Search code examples
javaelki

ELKI for OPTICS Xi - Can I make it go faster?


I am new to ELKI, and I've successfully tuned the algorithm I'd like to run. I used it on 3K coordinates and it was very fast - so now I'm trying to scale up to around 1 MM records. Right now I'm running on 30K but it has been hours and it's still running.

Is there any way I can boost performance?
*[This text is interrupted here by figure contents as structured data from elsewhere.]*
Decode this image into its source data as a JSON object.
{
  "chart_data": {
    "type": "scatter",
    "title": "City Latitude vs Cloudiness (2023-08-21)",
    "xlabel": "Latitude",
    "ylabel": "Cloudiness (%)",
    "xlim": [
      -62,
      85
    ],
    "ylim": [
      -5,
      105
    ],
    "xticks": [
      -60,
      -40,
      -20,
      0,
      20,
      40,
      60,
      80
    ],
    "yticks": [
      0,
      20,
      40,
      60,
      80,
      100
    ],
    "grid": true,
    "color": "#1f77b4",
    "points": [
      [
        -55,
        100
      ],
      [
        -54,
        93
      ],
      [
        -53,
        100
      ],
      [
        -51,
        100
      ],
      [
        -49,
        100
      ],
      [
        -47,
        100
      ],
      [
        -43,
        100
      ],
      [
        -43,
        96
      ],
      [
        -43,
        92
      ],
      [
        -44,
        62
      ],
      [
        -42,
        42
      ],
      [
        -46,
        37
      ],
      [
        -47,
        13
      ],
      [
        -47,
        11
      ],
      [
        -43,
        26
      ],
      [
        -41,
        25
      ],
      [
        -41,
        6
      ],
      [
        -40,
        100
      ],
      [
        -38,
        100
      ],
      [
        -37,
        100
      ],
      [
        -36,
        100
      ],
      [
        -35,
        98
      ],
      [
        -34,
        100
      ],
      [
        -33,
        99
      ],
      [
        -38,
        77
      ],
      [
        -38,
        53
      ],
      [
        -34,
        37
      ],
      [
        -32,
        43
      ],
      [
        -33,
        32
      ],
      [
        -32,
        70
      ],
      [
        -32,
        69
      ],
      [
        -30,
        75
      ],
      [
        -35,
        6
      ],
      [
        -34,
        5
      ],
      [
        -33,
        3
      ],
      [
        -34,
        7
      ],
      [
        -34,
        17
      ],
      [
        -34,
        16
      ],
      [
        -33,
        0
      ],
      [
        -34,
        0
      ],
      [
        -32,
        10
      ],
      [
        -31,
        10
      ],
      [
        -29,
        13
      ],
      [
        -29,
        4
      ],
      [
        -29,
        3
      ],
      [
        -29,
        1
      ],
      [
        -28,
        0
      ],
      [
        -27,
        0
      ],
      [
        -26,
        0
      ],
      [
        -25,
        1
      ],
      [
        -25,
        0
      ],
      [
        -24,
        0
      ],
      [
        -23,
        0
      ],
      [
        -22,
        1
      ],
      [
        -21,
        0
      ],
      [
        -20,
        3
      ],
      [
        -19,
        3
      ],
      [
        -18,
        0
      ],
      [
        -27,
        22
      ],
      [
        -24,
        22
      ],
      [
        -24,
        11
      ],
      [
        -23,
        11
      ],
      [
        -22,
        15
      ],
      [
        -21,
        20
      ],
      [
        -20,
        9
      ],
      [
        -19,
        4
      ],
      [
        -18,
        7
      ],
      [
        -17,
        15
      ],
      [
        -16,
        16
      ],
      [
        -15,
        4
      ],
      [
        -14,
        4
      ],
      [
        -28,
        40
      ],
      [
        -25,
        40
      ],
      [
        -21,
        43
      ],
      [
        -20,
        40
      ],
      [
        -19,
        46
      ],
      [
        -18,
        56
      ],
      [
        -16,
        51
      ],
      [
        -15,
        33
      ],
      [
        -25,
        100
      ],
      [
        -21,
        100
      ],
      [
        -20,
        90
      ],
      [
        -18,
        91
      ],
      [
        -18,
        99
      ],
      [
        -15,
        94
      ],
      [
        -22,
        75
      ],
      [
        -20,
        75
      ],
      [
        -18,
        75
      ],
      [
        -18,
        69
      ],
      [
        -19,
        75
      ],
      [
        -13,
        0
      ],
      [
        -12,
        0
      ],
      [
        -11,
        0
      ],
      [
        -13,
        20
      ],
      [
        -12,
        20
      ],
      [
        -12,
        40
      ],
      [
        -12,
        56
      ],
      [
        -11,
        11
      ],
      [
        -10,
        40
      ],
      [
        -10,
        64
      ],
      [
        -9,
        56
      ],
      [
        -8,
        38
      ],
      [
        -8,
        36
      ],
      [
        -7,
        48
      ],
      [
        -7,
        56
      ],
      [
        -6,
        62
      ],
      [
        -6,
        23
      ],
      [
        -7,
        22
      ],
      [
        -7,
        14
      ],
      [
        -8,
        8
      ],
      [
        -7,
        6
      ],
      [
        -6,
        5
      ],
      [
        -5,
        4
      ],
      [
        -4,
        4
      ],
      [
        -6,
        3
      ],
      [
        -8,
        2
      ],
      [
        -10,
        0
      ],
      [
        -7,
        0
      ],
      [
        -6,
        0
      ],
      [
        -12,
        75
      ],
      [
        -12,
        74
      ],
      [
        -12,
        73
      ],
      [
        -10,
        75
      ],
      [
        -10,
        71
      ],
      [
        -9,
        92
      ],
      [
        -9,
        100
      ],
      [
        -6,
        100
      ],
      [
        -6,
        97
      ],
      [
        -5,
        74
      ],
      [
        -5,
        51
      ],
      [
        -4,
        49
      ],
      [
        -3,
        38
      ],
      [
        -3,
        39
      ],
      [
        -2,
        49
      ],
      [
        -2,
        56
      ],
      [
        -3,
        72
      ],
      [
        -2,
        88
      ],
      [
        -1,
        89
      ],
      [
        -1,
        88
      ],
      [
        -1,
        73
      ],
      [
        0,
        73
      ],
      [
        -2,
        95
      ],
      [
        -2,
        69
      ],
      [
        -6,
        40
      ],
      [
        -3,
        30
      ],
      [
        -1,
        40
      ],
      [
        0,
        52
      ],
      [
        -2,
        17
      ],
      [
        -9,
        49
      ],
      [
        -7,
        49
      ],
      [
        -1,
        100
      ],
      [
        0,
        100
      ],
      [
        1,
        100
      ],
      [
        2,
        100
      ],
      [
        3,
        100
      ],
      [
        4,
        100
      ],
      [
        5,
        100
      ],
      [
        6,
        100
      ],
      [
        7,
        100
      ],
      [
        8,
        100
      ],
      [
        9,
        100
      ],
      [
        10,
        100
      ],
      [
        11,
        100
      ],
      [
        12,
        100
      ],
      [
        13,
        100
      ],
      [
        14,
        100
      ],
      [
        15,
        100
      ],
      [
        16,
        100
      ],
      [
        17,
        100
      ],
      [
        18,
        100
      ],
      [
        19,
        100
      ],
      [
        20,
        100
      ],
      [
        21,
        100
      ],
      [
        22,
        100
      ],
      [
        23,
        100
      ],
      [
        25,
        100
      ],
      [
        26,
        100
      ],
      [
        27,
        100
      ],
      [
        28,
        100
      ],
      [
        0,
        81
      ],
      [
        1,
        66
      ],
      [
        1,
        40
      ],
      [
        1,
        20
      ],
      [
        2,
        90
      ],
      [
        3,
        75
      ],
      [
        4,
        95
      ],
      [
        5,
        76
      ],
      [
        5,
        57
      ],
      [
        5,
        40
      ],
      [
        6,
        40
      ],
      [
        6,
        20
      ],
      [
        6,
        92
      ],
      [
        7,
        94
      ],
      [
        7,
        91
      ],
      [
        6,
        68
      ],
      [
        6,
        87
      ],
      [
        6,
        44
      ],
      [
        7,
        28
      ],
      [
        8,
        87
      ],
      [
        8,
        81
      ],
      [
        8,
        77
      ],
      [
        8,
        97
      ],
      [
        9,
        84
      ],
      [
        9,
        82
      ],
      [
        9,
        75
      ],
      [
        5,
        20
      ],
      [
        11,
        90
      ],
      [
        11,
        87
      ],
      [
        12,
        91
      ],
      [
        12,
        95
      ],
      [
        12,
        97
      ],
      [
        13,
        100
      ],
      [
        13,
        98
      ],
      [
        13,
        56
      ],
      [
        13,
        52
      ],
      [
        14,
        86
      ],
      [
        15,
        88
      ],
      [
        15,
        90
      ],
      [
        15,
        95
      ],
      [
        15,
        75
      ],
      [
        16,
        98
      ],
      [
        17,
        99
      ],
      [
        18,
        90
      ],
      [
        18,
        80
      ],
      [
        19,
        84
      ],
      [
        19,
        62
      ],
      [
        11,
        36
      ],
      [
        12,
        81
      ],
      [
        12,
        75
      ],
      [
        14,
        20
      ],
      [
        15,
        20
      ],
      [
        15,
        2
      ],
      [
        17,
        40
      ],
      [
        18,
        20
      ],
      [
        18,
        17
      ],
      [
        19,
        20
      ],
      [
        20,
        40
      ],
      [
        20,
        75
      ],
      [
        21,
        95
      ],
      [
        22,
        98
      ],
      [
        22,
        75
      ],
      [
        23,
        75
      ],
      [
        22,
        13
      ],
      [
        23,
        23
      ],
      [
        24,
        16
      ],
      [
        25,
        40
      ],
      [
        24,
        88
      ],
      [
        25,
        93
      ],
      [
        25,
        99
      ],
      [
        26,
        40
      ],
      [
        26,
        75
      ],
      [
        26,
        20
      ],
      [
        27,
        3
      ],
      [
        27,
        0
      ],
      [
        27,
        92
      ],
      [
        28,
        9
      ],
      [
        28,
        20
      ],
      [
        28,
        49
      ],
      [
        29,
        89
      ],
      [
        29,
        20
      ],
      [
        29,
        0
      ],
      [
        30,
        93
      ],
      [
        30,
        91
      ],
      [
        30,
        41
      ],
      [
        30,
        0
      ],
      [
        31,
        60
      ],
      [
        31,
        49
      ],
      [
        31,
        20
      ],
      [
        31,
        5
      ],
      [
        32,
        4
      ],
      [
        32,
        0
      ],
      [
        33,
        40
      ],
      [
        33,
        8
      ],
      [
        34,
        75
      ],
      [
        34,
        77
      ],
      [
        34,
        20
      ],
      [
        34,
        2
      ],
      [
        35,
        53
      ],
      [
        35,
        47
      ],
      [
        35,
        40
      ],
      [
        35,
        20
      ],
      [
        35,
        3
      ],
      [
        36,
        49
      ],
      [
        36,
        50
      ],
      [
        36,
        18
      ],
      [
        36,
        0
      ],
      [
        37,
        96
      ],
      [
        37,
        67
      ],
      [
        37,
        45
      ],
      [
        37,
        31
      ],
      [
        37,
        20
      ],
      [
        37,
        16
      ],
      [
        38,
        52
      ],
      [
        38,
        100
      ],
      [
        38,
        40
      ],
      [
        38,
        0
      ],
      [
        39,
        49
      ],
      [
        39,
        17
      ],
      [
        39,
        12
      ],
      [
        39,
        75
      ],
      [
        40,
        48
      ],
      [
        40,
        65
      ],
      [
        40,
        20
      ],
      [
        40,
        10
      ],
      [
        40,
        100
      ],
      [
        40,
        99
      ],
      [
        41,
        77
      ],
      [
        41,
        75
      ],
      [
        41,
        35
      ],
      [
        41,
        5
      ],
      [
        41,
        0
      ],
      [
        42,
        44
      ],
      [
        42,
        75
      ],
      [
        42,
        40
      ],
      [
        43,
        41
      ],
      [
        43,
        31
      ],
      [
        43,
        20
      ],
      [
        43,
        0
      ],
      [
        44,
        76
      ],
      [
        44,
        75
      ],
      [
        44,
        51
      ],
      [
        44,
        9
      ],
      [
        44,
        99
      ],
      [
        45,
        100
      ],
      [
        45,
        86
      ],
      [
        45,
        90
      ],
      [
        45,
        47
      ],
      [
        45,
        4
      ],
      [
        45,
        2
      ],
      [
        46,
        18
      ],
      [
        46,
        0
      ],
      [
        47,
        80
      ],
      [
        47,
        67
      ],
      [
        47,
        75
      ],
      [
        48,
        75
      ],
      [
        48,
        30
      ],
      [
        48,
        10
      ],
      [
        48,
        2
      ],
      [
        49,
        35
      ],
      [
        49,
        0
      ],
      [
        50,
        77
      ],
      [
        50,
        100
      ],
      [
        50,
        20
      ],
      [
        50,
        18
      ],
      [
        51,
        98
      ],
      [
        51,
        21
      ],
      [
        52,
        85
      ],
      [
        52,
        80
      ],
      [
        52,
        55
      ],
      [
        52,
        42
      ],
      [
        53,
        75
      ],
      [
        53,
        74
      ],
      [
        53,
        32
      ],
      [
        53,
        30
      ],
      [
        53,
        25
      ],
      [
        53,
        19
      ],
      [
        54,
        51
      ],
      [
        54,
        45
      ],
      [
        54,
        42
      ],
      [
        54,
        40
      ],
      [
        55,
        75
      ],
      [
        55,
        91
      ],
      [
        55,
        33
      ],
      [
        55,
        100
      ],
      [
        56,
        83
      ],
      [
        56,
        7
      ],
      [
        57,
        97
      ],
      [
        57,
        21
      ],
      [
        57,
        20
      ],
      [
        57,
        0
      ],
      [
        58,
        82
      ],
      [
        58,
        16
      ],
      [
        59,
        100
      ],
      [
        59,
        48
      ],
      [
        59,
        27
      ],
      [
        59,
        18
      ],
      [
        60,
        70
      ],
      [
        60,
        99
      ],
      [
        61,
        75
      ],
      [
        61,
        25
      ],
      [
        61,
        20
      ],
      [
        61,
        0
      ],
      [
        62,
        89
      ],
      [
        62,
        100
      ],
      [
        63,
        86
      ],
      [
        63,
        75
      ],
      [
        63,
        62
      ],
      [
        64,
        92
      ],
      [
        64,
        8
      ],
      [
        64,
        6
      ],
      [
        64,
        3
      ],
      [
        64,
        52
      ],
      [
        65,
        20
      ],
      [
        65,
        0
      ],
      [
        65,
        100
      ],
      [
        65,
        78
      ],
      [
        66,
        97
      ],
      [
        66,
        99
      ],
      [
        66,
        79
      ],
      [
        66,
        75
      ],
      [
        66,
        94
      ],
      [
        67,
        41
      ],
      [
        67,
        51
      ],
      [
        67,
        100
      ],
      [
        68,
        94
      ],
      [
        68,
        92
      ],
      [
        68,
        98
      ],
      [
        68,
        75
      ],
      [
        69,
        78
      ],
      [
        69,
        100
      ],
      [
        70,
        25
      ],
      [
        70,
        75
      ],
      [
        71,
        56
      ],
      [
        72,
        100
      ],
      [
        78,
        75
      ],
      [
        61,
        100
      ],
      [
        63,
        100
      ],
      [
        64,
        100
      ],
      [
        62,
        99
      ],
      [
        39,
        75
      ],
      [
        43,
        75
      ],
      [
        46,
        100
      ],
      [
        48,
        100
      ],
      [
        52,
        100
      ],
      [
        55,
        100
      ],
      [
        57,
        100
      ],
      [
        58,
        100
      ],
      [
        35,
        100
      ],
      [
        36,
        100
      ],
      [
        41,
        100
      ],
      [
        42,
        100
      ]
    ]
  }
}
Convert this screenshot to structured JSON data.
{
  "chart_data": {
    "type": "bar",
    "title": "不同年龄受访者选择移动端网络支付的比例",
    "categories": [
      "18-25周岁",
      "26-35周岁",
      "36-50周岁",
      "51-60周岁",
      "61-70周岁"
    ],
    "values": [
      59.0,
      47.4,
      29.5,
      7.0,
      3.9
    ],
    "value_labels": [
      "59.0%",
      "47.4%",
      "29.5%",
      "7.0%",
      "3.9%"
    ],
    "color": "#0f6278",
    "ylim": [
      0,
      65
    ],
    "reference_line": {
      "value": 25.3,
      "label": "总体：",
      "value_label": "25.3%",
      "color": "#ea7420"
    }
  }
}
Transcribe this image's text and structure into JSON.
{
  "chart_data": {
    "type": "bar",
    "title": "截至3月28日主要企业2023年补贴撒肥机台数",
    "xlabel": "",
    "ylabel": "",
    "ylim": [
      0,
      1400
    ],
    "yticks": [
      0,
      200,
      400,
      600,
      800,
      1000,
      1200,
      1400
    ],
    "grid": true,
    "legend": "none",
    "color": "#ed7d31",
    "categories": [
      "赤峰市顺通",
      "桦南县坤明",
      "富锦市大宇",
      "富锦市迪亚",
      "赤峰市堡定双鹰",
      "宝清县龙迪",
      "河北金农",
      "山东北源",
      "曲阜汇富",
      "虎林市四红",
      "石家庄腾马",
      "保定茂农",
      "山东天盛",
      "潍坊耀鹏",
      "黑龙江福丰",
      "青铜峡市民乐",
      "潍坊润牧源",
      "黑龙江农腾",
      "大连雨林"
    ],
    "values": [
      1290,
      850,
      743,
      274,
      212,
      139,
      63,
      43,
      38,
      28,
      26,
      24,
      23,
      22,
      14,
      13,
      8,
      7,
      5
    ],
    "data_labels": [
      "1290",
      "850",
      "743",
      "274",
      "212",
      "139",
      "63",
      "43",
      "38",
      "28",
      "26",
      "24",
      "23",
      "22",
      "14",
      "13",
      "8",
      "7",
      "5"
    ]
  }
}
I noticed java.exe *32 is only using ~13% CPU and 150KB memory (machine is 2.8 GHz i7 with 32 GB RAM)

I used pagesize 1024 based on someone else's prior suggestion for working with only 2 dimensions (lon/lat)

Running directly from Windows command line:

java -jar <path> cli 
-algorithm clustering.optics.OPTICSXi
-opticsxi.xi 0.006
-optics.minpts 5
-dbc.in <path> 
-db.index tree.spatial.rstarvariants.rstar.RStarTreeFactory 
-pagefile.pagesize 1024 
-spatial.bulkstrategy SortTileRecursiveBulkSplit 
-algorithm.distancefunction geo.LngLatDistanceFunction 
-geo.model WGS84SpheroidEarthModel 
-opticsxi.algorithm OPTICSHeap 
-resulthandler ResultWriter 
-out <path>

Solution

  • The runtime of OPTICS relates to the selectivity of the query.

    With radius infinity, performance will be O(n^2).

    Try to choose -optics.epsilon as small as your application permits. The smaller, the faster will OPTICS be (with an index). However, if you use a too small value (say, 1 meter) then you may lose the large-scale structure of your data. With geographic data, you do have distances of 20,000,000 meters. But in many applications, points on other contients matter little, and a radius of 10,000 m or 100,000 m yields a substantial speedup.

    If your data is noisy, you may want to increase minPts to e.g. 10 or 20 for your largest data set.